Reinemachen im Netz

Kolumne 22. Oktober 2015

Wer noch nicht genug hat von einer Sturmflut aus Unflat und Hasstiraden gegen Flüchtlinge im Internet, der kann seit dem Juli dieses Jahres auch alles gebündelt bekommen. Der Blog nennt sich „Perlen aus Freital“ und die ihn betreiben, tun gut daran, anonym zu bleiben, wenn sie ihr Leben, zumindest ihre Gesundheit, nicht aufs Spiel setzen wollen.

Wir haben es mit einer Art Pranger zu tun, wo Hetzer und Rufmordbetreiber mit ihren Botschaften (von „Ab ins Gas!“ bis „Strom auf den Zaun und Ruh is!“) aus den Millionen Facebook-Kommentaren herausgefischt wurden und nun mit ihren Klar- oder Phantasienamen in der Öffentlichkeit erscheinen. Manchmal steht auch dabei, welcher Tätigkeit die Autoren sonst noch nachgehen. Das hat den einen oder anderen Arbeitgeber in Sorge um das Ansehen der Firma bereits dazu gebracht, sich öffentlich für das Verhalten seines Angestellten zu entschuldigen oder ihn gleich fristlos zu entlassen. 

Mancher wird diese Netz-Reinemachaktion für Denunziantentum halten. Aber wer sich wirklich einmal in die Galgenbastler-Rhetorik vertieft hat, der muss am Ende bekennen, dass diese Aktion wie ein Befreiungsschlag wirkt, um Artikel 5 des Grundgesetzes zu verteidigen: „Jeder hat das Recht, seine Meinung in Wort, Schrift und Bild frei zu äußern und zu verbreiten.“  Denn wer die Menschenrechte missachtet, Rufmord und Rassismus verbreitet, gar Hitlers Wiederauferstehung wünscht, der hat in dieser Gesellschaft nur eines verdient – eine Anzeige und ein Ermittlungsverfahren, damit Artikel 5 und die Demokratie überhaupt allen anderen Bundesbürgern erhalten bleiben.
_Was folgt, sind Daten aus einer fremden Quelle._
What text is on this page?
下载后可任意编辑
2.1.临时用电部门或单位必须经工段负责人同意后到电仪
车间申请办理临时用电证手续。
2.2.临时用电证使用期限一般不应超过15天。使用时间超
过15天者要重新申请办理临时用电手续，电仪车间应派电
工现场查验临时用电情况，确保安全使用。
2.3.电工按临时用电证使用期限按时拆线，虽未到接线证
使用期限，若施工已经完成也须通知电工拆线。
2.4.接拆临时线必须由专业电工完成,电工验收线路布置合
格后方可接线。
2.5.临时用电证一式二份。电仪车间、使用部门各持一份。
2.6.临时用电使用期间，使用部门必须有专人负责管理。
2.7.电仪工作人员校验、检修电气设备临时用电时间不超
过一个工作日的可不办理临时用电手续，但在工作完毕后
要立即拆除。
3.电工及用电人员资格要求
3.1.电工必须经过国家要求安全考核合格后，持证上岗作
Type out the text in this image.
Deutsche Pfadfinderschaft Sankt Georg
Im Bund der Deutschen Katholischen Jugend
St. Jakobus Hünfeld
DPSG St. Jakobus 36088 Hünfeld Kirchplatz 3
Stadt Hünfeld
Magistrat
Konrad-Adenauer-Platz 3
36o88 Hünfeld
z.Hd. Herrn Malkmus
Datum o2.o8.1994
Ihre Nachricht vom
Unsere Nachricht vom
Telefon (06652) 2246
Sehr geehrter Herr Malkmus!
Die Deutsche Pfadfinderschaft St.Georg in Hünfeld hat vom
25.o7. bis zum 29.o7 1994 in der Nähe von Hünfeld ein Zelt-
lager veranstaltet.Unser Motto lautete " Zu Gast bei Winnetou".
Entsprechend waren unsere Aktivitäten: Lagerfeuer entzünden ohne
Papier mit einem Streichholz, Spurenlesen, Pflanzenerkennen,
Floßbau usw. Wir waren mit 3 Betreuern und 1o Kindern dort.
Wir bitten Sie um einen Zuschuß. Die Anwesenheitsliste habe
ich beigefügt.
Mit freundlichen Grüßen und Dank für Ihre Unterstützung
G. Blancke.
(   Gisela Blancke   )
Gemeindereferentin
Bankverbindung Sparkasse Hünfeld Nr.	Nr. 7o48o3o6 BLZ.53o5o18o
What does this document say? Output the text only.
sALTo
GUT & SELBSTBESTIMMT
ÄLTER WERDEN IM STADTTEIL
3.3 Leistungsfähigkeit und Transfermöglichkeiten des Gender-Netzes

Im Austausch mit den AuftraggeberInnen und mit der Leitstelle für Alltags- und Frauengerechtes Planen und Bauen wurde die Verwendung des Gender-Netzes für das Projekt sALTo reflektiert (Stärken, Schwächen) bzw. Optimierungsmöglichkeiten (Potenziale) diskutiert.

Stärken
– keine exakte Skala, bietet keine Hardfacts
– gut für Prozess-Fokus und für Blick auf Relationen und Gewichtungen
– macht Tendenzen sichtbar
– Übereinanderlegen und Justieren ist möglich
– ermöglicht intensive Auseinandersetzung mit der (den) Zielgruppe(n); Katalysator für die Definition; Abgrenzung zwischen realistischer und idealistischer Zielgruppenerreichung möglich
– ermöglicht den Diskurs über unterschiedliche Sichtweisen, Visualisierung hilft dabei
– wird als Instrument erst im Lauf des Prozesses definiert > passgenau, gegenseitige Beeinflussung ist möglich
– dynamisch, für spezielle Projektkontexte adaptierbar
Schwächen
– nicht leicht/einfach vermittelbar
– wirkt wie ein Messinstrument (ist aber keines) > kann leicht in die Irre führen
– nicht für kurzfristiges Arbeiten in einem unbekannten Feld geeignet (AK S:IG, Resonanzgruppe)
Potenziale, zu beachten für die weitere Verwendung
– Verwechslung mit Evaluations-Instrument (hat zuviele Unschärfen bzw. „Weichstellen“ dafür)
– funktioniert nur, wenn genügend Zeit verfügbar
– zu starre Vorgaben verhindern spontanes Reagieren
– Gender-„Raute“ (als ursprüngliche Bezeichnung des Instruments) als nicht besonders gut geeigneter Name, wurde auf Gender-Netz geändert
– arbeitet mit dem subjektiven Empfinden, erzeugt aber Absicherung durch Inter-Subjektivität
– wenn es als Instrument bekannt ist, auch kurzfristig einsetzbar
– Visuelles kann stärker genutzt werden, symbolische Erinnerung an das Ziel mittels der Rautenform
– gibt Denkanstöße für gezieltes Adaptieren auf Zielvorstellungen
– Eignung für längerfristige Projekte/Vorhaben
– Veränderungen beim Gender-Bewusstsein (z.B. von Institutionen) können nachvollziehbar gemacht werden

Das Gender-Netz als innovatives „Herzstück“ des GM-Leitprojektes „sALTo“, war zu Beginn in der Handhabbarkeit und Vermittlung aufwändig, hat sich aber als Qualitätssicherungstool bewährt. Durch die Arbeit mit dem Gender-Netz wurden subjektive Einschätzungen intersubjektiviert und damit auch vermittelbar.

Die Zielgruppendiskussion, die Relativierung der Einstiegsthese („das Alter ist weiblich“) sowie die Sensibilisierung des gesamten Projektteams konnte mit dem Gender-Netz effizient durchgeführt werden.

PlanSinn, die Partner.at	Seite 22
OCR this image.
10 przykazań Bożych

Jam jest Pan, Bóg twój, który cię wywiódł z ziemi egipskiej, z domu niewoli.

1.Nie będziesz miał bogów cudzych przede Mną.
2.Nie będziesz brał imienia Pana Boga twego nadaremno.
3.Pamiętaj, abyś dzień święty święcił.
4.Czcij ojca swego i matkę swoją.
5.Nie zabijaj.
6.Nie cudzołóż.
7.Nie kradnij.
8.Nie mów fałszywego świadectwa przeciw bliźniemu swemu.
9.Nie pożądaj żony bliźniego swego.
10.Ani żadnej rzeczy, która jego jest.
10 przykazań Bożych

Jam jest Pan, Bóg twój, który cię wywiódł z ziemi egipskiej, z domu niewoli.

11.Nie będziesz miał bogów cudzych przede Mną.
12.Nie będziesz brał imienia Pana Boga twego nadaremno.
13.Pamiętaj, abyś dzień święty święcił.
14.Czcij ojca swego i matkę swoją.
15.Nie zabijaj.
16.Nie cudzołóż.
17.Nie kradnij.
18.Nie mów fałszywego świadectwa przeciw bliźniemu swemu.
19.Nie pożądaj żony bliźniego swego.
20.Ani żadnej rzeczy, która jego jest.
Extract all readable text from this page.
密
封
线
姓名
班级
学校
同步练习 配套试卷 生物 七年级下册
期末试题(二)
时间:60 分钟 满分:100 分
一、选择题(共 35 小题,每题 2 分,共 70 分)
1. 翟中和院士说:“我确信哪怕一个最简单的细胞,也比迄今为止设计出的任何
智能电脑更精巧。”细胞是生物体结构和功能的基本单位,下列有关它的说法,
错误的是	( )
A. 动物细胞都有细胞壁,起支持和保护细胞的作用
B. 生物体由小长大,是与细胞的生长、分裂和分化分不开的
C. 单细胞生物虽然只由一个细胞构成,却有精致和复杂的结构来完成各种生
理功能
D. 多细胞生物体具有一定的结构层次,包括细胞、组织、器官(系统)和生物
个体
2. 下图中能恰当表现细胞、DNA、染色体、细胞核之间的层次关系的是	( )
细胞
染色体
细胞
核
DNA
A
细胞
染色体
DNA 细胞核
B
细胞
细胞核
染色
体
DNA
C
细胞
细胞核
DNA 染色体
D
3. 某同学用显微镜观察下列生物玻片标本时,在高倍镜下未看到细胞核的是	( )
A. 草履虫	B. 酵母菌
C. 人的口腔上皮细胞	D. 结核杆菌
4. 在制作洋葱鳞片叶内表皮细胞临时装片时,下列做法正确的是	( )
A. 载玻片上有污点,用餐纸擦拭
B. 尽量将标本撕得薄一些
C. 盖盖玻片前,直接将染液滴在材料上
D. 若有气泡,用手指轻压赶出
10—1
Denn es ist ihr gutes Recht, auch in Zeiten einer solch enormen Herausforderung der Gesellschaft, wie wir sie gerade durch die herbeiströmenden Flüchtlinge und Asylsuchenden erleben, ihre Meinung frei zu äußern und die Frage zu stellen, wieviel Belastung und Veränderung der demokratische Staat aushalten kann. Das sind keine bequemen Fragen, denn sie zielen auf das offenbar gegenwärtig sehr angespannte Verhältnis zwischen denen da „unten“ und denen da „oben“. Die Glaubwürdigkeit der Regierung ist bei der Mehrzahl der Deutschen offenbar schwerer angeschlagen, als „Tagesschau“ und „Heute“ vermitteln können oder wollen.

Als kürzlich eine Zeitung in Berlin die Nachricht übernahm, wir müssten bis zum Jahresende noch mit 1,5 Millionen Migranten rechnen, da kamen auch die Moderatoren der eingehenden Leserkommentare an ihre Leistungsgrenze, um alles was nicht mehr von Art. 5 gedeckt war, von der Onlineplattform zu verbannen. In wenigen Stunden wurden die Meinungen von mehr als 160 Leuten veröffentlicht, die daran zweifelten, ob die politische Führung des Landes die Lage weiter im Griff hat. Es gab nicht mehr als drei Kommentare, aus denen Vertrauen und Zuversicht in die Worte und Taten der Regierenden zu lesen waren. Wer dies ignoriert, handelt fahrlässig. 

Die Friedrich-Ebert-Stiftung hat vor fünf Jahren ihre Studie „Die Mitte in der Krise“ herausgegeben. Der Satz „Die Bundesrepublik ist überfremdet durch die vielen Ausländer“, fand damals bei 35% der repräsentativ Befragten überwiegende Zustimmung, hinzu kam mehr als ein Viertel, die dieser Meinung nicht abgeneigt waren. Am äußeren rechten Rand bedient sich seit nunmehr einem Jahr die PEGIDA-Bewegung. Ob heute noch 40% der Bevölkerung von Überfremdungsängsten frei sind und der weiteren Radikalisierung durch fremdenfeindliche Agitation widerstehen?